Has a citation to the relevant paper(s) been added in the class documentation, and the bibtex added to docs/bibliography.bib?
Have you added the thresholder to docs/api/thresholding.rst?

Evaluation Metric

Implement the evaluation metric

Have you added a .py in dtaianomaly/evaluation named identical to the evaluation metric?
Does the file contain a class named as the evaluation metric, which inherits BinaryMetric or ProbaMetric, depending on if the metric accepts binary anomaly labels or continuous anomaly probabilities?
Are all hyperparameters checked to be of the correct type and belong to the domain?
Are all hyperparameters set as an attribute of the object (necessary for __str__() method)?
Have you implemented the _compute() method?
Did you add the metric in __all__ of the dtaianomaly/evaluation/__init__.py file?
Can you load the metric via interpret_config() (specifically, in the metric_entry()` function)?

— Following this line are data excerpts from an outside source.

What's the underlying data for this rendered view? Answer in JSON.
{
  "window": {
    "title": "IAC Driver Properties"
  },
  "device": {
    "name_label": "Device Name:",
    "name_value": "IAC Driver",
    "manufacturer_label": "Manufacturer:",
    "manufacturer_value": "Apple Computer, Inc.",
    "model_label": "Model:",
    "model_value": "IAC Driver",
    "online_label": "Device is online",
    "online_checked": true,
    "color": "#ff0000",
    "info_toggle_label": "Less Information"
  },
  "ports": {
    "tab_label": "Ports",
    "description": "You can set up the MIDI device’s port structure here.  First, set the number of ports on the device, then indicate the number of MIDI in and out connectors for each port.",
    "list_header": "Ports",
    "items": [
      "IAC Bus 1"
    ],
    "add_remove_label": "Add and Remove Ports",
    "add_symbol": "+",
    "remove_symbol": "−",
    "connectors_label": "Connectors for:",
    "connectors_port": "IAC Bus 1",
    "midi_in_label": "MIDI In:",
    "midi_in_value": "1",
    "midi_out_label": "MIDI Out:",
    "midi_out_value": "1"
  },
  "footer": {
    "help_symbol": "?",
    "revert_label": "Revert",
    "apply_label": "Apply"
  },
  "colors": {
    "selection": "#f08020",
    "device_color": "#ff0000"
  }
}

Test the evaluation metric

Have you added a new file test_<class>.py in under tests/evaluation?
Did you add the metric in tests/utils/test_discovery.py?
Do all the tests still succeed?
Is a test coverage of at least 95% reached?

Document the evaluation metric

Have you added class documentation to your implementation?
Does the class documentation contain an explanation of the evaluation metric?
Are all hyperparameters and attributes discussed in the class documentation, including their meaning, type and default values?
Has a citation to the relevant paper(s) been added in the class documentation, and the bibtex added to docs/bibliography.bib?
Have you added the evaluation metric to docs/api/evaluation.rst?